The gene presence/absence files: panaroo_gene_presence_absence.Rtab.txt roary_gene_presence_absence.Rtab.txt
I have not found a combination of parameters for panaroo to adjust it such that it matches that of roary.
Pathogen Surveillance uses PIRATE (https://github.com/nf-core/pathogensurveillance/tree/dev) which is also blast based, so this workflow might be helpful to you. I would like to add PIRATE to my comparison, but I have not gotten to work with my local environment (perl issues with singularity).
The next version of grandeur (https://github.com/UPHL-BioNGS/Grandeur/pull/191) will support using roary instead of panaroo by setting the param.aligner to roary (--aligner roary on the command line) so you can continue to use roary.
I think bactopia also has a pirate option for pangenome analysis too.

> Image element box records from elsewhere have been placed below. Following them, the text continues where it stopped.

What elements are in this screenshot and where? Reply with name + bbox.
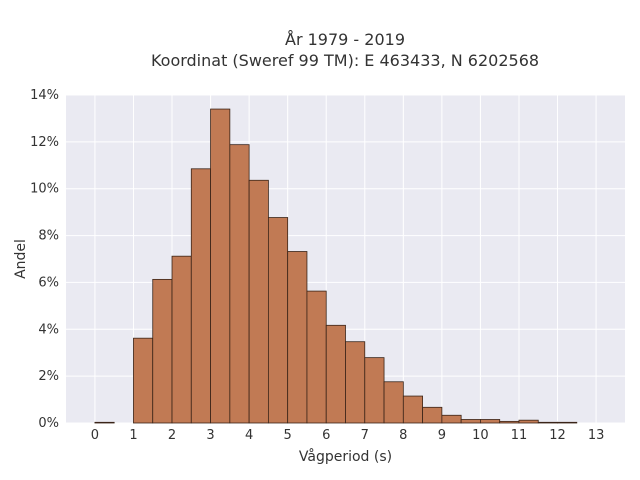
x-tick-label: 2 xyxy=(168,428,176,443)
histogram-bar xyxy=(306,290,327,424)
y-tick-label: 6% xyxy=(38,275,59,290)
x-tick-label: 9 xyxy=(438,428,446,443)
x-tick-label: 3 xyxy=(206,428,214,443)
x-tick-label: 11 xyxy=(511,428,528,443)
y-tick-label: 8% xyxy=(38,229,59,244)
histogram-bar xyxy=(460,419,481,424)
chart-title-line-1: År 1979 - 2019 xyxy=(285,30,405,49)
histogram-bar xyxy=(383,381,404,424)
histogram-bar xyxy=(480,419,501,424)
x-tick-label: 7 xyxy=(361,428,369,443)
y-tick-label: 10% xyxy=(30,182,59,197)
histogram-bar xyxy=(537,421,558,424)
histogram-bar xyxy=(345,341,366,424)
y-tick-label: 14% xyxy=(30,88,59,103)
x-tick-label: 13 xyxy=(588,428,605,443)
x-tick-label: 6 xyxy=(322,428,330,443)
y-tick-label: 2% xyxy=(38,369,59,384)
histogram-bar xyxy=(267,217,289,424)
x-tick-label: 0 xyxy=(91,428,99,443)
histogram-bar xyxy=(171,255,192,424)
histogram-bar xyxy=(557,421,578,424)
chart-title-line-2: Koordinat (Sweref 99 TM): E 463433, N 62… xyxy=(151,51,539,70)
x-tick-label: 8 xyxy=(399,428,407,443)
histogram-bar xyxy=(210,108,231,424)
histogram-bar xyxy=(152,278,173,424)
histogram-bar xyxy=(229,144,250,424)
histogram-bar xyxy=(402,395,424,424)
histogram-bar xyxy=(133,337,154,424)
x-axis-label: Vågperiod (s) xyxy=(299,448,392,465)
x-tick-label: 12 xyxy=(549,428,566,443)
y-tick-label: 12% xyxy=(30,135,59,150)
histogram-bar xyxy=(422,406,443,424)
x-tick-label: 4 xyxy=(245,428,253,443)
y-tick-label: 0% xyxy=(38,416,59,431)
histogram-bar xyxy=(190,168,211,424)
histogram-bar xyxy=(287,251,308,424)
y-axis-label: Andel xyxy=(13,239,29,279)
histogram-bar xyxy=(499,420,520,424)
y-axis-ticks: 0% 2% 4% 6% 8% 10% 12% 14% xyxy=(30,88,59,431)
histogram-bars xyxy=(94,108,578,424)
histogram-bar xyxy=(518,419,539,424)
histogram-bar xyxy=(325,324,346,424)
x-tick-label: 10 xyxy=(472,428,489,443)
histogram-bar xyxy=(364,357,385,424)
x-axis-ticks: 0 1 2 3 4 5 6 7 8 9 10 11 12 13 xyxy=(91,428,605,443)
y-tick-label: 4% xyxy=(38,322,59,337)
chart-title: År 1979 - 2019 Koordinat (Sweref 99 TM):… xyxy=(151,30,539,70)
histogram-bar xyxy=(441,414,462,424)
x-tick-label: 5 xyxy=(284,428,292,443)
x-tick-label: 1 xyxy=(129,428,137,443)
histogram-bar xyxy=(94,421,115,424)
histogram-bar xyxy=(248,179,269,424)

Also, I JUST FOUND THIS PAPER/TOOL (https://github.com/maxgmarin/panqc). This should add some additional QC to panaroo. I'm going to try this tomorrow (or sometime soon).
Hello,
I went back through an old cluster analysis to see what differences in interpretation would potentially arise in using with an older grandeur version that uses roary versus newer versions that are now using panaroo. Please find a summary excel file with this comparison: Grandeur_Version_Matrix_Comparisons_Issue.xlsx
This comparison includes sequences that were part of a 2017 P. mirabilis outbreak. Grandeur with roary identified 0-3 SNPs among these outbreak sequences. With other versions of grandeur that use panaroo, two sequences seem to form their own subcluster and differ by >200 SNPs from the other members of the outbreak cluster. Surprisingly, 2017-A and 2017-D are from the same sample but again with panaroo differ by hundreds of SNPs. Also, included is a third-party refMLST analysis, which generally agrees with the roary SNP matrix as far as interpretation.